Humorously, this could be the result of LLMs vacuuming up all the sentiment on the web that the code that LLMs produce is trash-tier.

marcosdumay 25 minutes ago | parent | prev | next [-]

Lol, the only thing worse than a junior developer following Clean Code and SOLID has to be an LLM messing with code so it looks like it follows.

giancarlostoro 6 minutes ago | parent [-]

Clean Code has its really "meh" areas, but the core idea and spirit of it is sound, heck Python's best guide is PEP-8 if you follow that, it forces you to write much better Python code.

In terms of "junior dev following" it would be the model trying to think and write it as a Senior or Staff Level engineer would.

kenjackson 41 minutes ago | parent | prev | next [-]

This is it. I've had a similar experience in just playing around I asked it to clean up some code it wrote to increase maintainability and readability by humans. After a few iterations it had generated quite solid code. It also broke the code a couple of times along the way. But it does get me thinking that these pipelines with agents doing specific tasks makes a lot of sense. One to design and architect, one to implement, one to clean, one to review, one to test (actually there's probably a bunch of different agents for testing -- testing perf/power, that it matches the requirements/spec, matches the design, is readable/maintainable, etc...).

giancarlostoro 36 minutes ago | parent [-]

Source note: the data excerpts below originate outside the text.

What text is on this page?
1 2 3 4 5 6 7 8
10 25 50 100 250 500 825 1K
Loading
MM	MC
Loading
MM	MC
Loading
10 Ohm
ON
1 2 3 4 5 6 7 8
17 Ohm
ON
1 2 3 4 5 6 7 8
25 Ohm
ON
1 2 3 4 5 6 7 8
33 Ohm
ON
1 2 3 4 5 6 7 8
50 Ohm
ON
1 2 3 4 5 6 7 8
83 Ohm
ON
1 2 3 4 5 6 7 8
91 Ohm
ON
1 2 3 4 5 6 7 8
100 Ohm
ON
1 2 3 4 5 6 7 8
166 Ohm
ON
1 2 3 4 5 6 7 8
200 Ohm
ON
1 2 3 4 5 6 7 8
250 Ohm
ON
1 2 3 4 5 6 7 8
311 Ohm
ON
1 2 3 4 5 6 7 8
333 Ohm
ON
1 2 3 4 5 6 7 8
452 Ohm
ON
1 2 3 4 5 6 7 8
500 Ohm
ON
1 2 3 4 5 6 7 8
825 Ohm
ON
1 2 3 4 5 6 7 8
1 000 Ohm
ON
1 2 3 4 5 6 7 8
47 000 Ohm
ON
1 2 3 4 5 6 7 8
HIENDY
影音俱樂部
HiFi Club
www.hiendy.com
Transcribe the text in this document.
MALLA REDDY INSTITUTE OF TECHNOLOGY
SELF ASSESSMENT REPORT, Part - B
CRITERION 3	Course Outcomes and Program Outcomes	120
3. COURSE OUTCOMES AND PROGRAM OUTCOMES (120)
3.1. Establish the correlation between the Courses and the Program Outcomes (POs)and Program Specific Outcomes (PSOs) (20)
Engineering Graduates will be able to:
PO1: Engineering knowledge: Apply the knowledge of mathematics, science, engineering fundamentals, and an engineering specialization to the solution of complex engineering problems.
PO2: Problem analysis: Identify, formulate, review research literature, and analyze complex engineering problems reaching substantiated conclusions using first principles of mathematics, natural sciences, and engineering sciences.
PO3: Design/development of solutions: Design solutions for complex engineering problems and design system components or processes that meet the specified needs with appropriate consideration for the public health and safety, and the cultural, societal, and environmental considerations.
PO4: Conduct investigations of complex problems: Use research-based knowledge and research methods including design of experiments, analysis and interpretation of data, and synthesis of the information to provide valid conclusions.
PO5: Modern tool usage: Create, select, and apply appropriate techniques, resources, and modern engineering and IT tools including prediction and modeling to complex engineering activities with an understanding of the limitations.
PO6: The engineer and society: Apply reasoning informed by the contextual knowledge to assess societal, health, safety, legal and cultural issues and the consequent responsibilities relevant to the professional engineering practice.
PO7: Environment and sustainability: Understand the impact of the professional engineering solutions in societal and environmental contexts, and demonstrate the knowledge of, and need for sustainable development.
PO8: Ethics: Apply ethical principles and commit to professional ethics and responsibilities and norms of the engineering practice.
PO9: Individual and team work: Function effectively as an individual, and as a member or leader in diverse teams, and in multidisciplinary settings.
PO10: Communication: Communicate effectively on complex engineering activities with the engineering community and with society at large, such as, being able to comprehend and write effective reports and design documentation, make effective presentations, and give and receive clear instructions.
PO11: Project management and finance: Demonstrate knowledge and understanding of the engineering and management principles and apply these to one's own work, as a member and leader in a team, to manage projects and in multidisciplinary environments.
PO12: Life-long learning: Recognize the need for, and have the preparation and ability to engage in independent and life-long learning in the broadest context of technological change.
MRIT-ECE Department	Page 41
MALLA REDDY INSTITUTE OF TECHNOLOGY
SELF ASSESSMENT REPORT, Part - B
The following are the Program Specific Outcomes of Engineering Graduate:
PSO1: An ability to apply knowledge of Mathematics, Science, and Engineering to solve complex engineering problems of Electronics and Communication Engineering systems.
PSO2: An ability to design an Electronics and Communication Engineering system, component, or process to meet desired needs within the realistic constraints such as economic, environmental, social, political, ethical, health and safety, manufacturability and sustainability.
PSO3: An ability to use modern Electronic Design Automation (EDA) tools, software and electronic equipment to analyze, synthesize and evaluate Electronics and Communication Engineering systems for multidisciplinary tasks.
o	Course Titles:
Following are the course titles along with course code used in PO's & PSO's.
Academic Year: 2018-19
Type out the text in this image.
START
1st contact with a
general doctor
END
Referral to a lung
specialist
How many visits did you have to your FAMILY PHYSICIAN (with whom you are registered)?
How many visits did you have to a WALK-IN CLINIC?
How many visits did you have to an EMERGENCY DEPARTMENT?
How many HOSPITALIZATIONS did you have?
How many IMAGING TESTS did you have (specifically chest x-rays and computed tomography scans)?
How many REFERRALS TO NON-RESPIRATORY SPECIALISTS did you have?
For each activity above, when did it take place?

I built GuardRails after some frustrations with Beads which I love, and this whole exchange made me realize, because I have "gates" after tasks, I could add a "Review the code" type of gate, and probably get insanely better output, I already get reasonably good output because I spec out the requirements beforehand, that's the other thing, if you can tell the LLM HOW to build before it does, you will have better output.

enraged_camel 32 minutes ago | parent | prev [-]

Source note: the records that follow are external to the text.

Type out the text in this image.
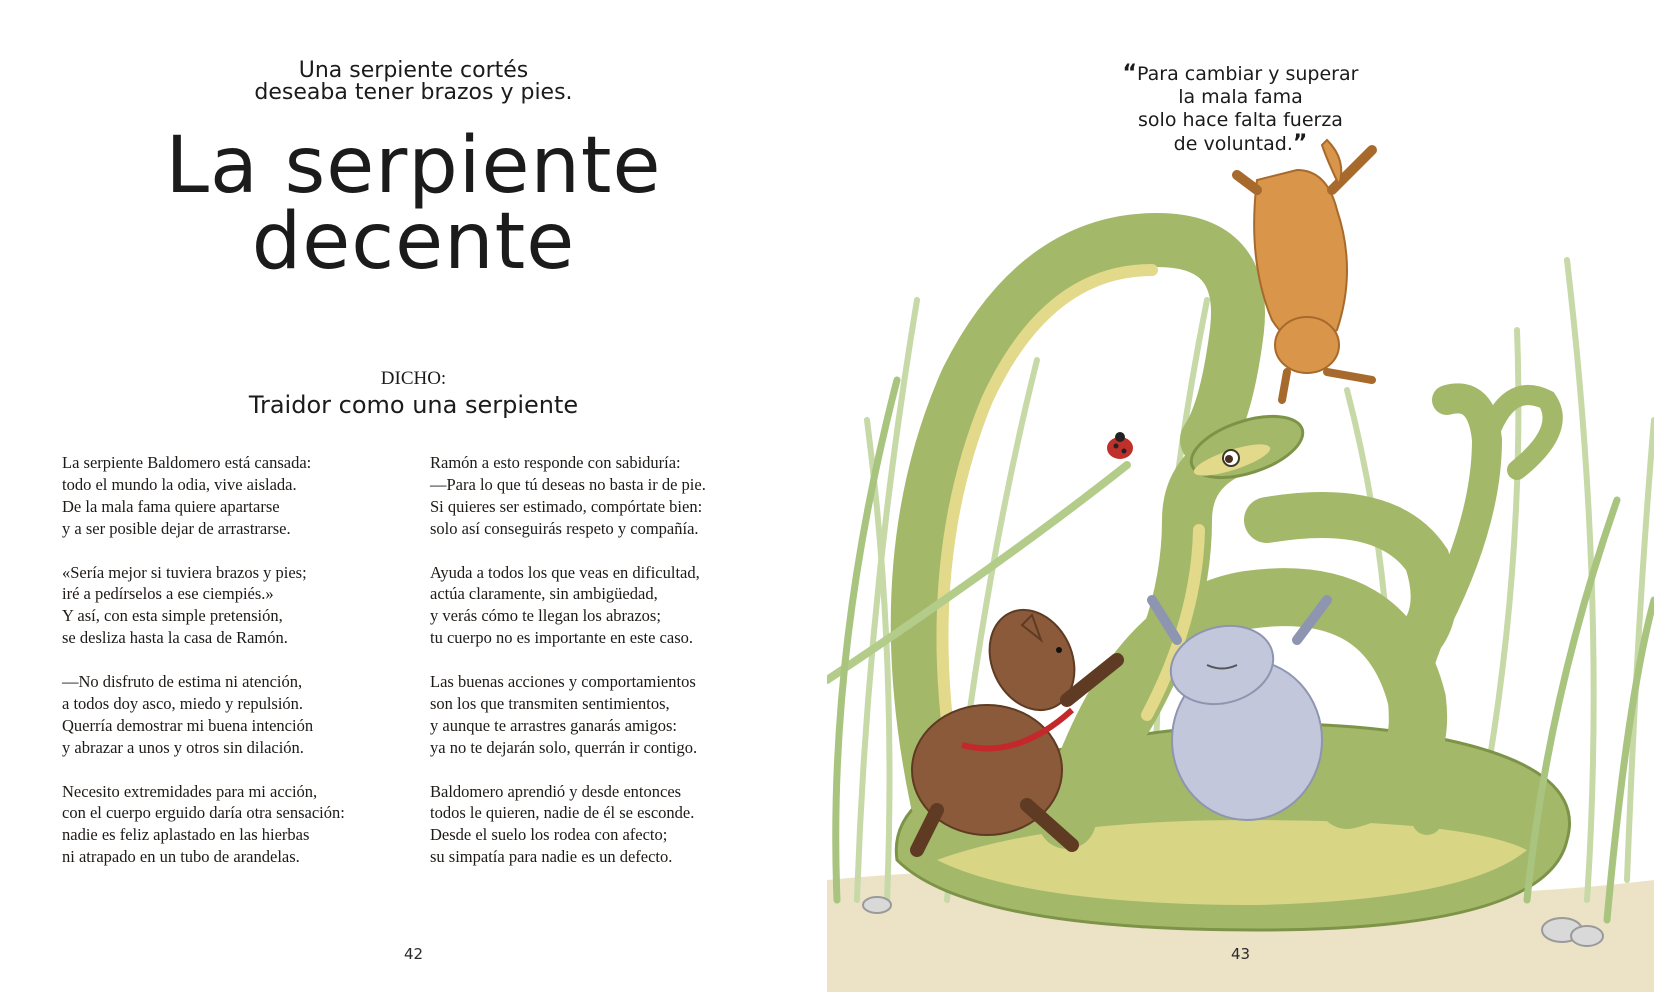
Una serpiente cortés
deseaba tener brazos y pies.
La serpiente
decente
DICHO:
Traidor como una serpiente
La serpiente Baldomero está cansada:
todo el mundo la odia, vive aislada.
De la mala fama quiere apartarse
y a ser posible dejar de arrastrarse.
«Sería mejor si tuviera brazos y pies;
iré a pedírselos a ese ciempiés.»
Y así, con esta simple pretensión,
se desliza hasta la casa de Ramón.
—No disfruto de estima ni atención,
a todos doy asco, miedo y repulsión.
Querría demostrar mi buena intención
y abrazar a unos y otros sin dilación.
Necesito extremidades para mi acción,
con el cuerpo erguido daría otra sensación:
nadie es feliz aplastado en las hierbas
ni atrapado en un tubo de arandelas.
Ramón a esto responde con sabiduría:
—Para lo que tú deseas no basta ir de pie.
Si quieres ser estimado, compórtate bien:
solo así conseguirás respeto y compañía.
Ayuda a todos los que veas en dificultad,
actúa claramente, sin ambigüedad,
y verás cómo te llegan los abrazos;
tu cuerpo no es importante en este caso.
Las buenas acciones y comportamientos
son los que transmiten sentimientos,
y aunque te arrastres ganarás amigos:
ya no te dejarán solo, querrán ir contigo.
Baldomero aprendió y desde entonces
todos le quieren, nadie de él se esconde.
Desde el suelo los rodea con afecto;
su simpatía para nadie es un defecto.
42
“Para cambiar y superar
la mala fama
solo hace falta fuerza
de voluntad.”
43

Even better, if you have access to multiple models, tell it you got the code from another AI agent.

I did an experiment on this a few weekends ago and Codex for example was a lot more adversarial and thorough in its review when given Claude-authored code compared to when given the same code with "I wrote this, can you review it?"

giancarlostoro 31 minutes ago | parent [-]

If it's within its context window, it will know you're lying, so either compact or start a new chat (don't do this on Claude, it dings your usage, always has).